Questions from citizens

Minutes:

Council Contribution to the Cultural Sector

A citizen asked the following question of the Portfolio Holder for Leisure and Culture: What detailed assessment has the Council conducted of the potential impact of the proposed ending of contributions to the cultural sector, particularly in relation to the potential limitations it may impose on the career aspirations of young people and the overall economic and cultural well-being of our community?

 

Councillor Pavlos Kotsonis replied as follows:

Thank you.  This relates to a proposal for the ending of grant contributions to the cultural sector. At present, the proposal to end all such annual awards, a sum of £190,000 for 2023-2024, is out for consultation. This will enable us to better understand the impact and allow affected organisations to submit relevant information to us. The consultation will therefore inform councillors when they do need to take budget reduction decisions later this year to ensure that they are fully aware and appraised of the consequences.  We are conscious that while Nottingham City Council’s annual grant contribution may not seem large, this funding does enable many of the cultural organisations in our city to lever additional funds from Arts Council England and other trusts and societies.  Nottingham is a city with a rich, diverse and uniquely vibrant culture on offer.

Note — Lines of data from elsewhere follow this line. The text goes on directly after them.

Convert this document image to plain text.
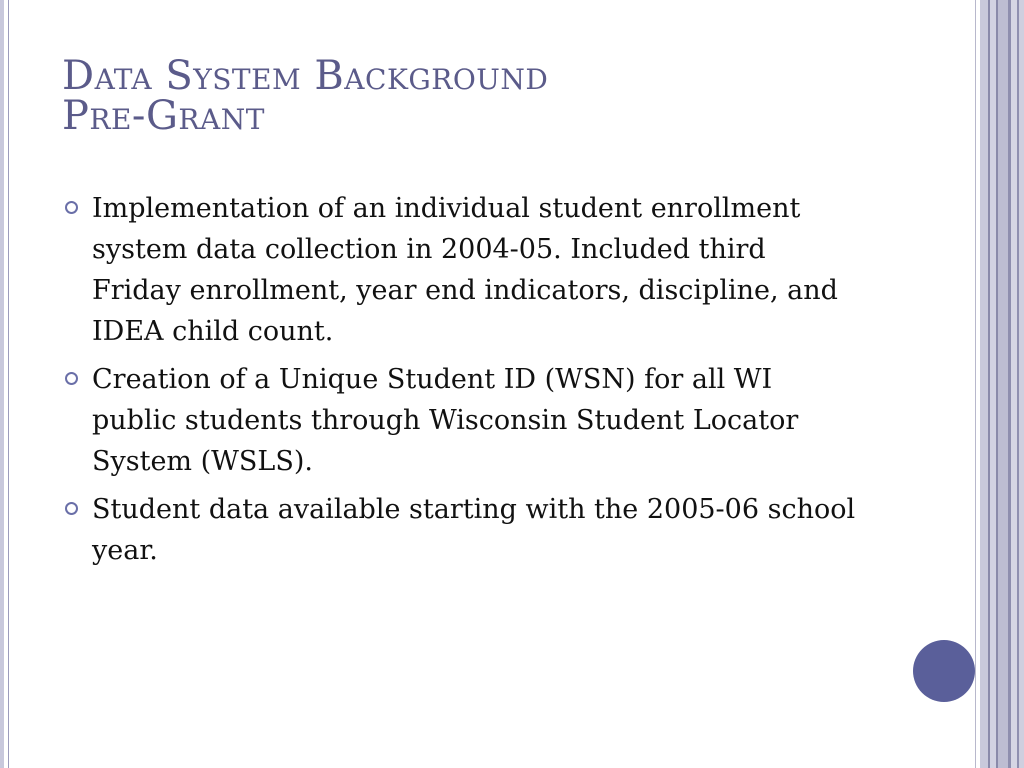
Data System Background
Pre-Grant
Implementation of an individual student enrollment system data collection in 2004-05. Included third Friday enrollment, year end indicators, discipline, and IDEA child count.
Creation of a Unique Student ID (WSN) for all WI public students through Wisconsin Student Locator System (WSLS).
Student data available starting with the 2005-06 school year.
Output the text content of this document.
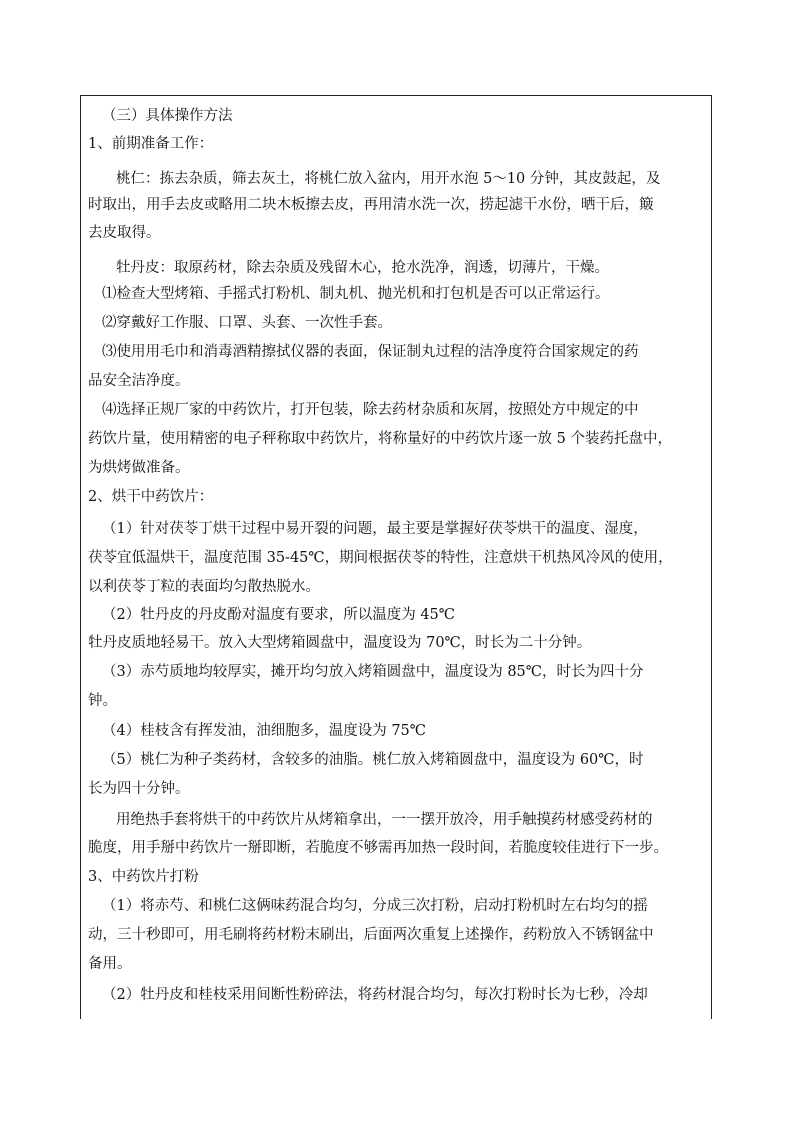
（三）具体操作方法
1、前期准备工作：
桃仁：拣去杂质，筛去灰土，将桃仁放入盆内，用开水泡 5～10 分钟，其皮鼓起，及
时取出，用手去皮或略用二块木板擦去皮，再用清水洗一次，捞起滤干水份，晒干后，簸
去皮取得。
牡丹皮：取原药材，除去杂质及残留木心，抢水洗净，润透，切薄片，干燥。
⑴检查大型烤箱、手摇式打粉机、制丸机、抛光机和打包机是否可以正常运行。
⑵穿戴好工作服、口罩、头套、一次性手套。
⑶使用用毛巾和消毒酒精擦拭仪器的表面，保证制丸过程的洁净度符合国家规定的药
品安全洁净度。
⑷选择正规厂家的中药饮片，打开包装，除去药材杂质和灰屑，按照处方中规定的中
药饮片量，使用精密的电子秤称取中药饮片，将称量好的中药饮片逐一放 5 个装药托盘中，
为烘烤做准备。
2、烘干中药饮片：
（1）针对茯苓丁烘干过程中易开裂的问题，最主要是掌握好茯苓烘干的温度、湿度，
茯苓宜低温烘干，温度范围 35-45℃，期间根据茯苓的特性，注意烘干机热风冷风的使用，
以利茯苓丁粒的表面均匀散热脱水。
（2）牡丹皮的丹皮酚对温度有要求，所以温度为 45℃
牡丹皮质地轻易干。放入大型烤箱圆盘中，温度设为 70℃，时长为二十分钟。
（3）赤芍质地均较厚实，摊开均匀放入烤箱圆盘中，温度设为 85℃，时长为四十分
钟。
（4）桂枝含有挥发油，油细胞多，温度设为 75℃
（5）桃仁为种子类药材，含较多的油脂。桃仁放入烤箱圆盘中，温度设为 60℃，时
长为四十分钟。
用绝热手套将烘干的中药饮片从烤箱拿出，一一摆开放冷，用手触摸药材感受药材的
脆度，用手掰中药饮片一掰即断，若脆度不够需再加热一段时间，若脆度较佳进行下一步。
3、中药饮片打粉
（1）将赤芍、和桃仁这俩味药混合均匀，分成三次打粉，启动打粉机时左右均匀的摇
动，三十秒即可，用毛刷将药材粉末刷出，后面两次重复上述操作，药粉放入不锈钢盆中
备用。
（2）牡丹皮和桂枝采用间断性粉碎法，将药材混合均匀，每次打粉时长为七秒，冷却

The city is home to many creative professionals that have a thriving community of both professional and amateur-led organisations and societies which make a strong contribution to Nottingham as a place where people want to visit, live, and study.  We know that in just the last financial year the work of the 14 national portfolio organisations funded and supported by Arts Council England in our city alone generated over 1.9 million visits from and across the UK into Nottingham, generating millions of pounds for the city’s economy. The City Council, over and above the annual grants, also directly manages and delivers Council services of its own. We employ hundreds of people in a number of services, including the Theatre Royal and Concert Hall, events delivery, museum and gallery service, and of course our libraries throughout the city. We are therefore very aware of the role and importance that cultural provision plays within the city’s wider economy, and the opportunities it offers to many young people who want to enter the arts sector.  This is quite a difficult sector in terms of the security of employment and so on and so forth, and so offering entry to those sectors is very important.

 

Unfortunately, the city is facing a budget crisis that will lead us to take difficult decisions down the line. But it is important to add that the state of Nottingham City Council’s finances and its £53 million budget gap is, in the majority, a product of a broken system of local government funding. We are in a situation whereby 1 in 5 councils in the UK are on the brink of financial meltdown. Nottingham City Council’s budget gap is mostly made out of pressures in rising costs for social care of adults and children and in rising costs of homelessness provision.  As you all know those are all areas that councils such as ours are legally mandated to provide, with an absence of adequate Government funding that can cover for current levels of inflation in those sectors.  So times are indeed hard, and there have been a number of difficult proposals brought forward by Council officers, including of course the proposal relating to the cultural sector. Ultimately what will help us to continue delivering for our communities, and continue delivery of those valued services that may be considered discretionary by this Government but are nonetheless indispensable for our communities is a change of Government. There will be opportunities for Nottingham residents to reverse this downwards spiral. This year there will be a General Election and also a Mayoral Election.  If Labour is given the mandate in a regional and national election the much needed work of reversing these 13 years of failed austere neo-liberal Conservative policymaking can start at last. Thank you.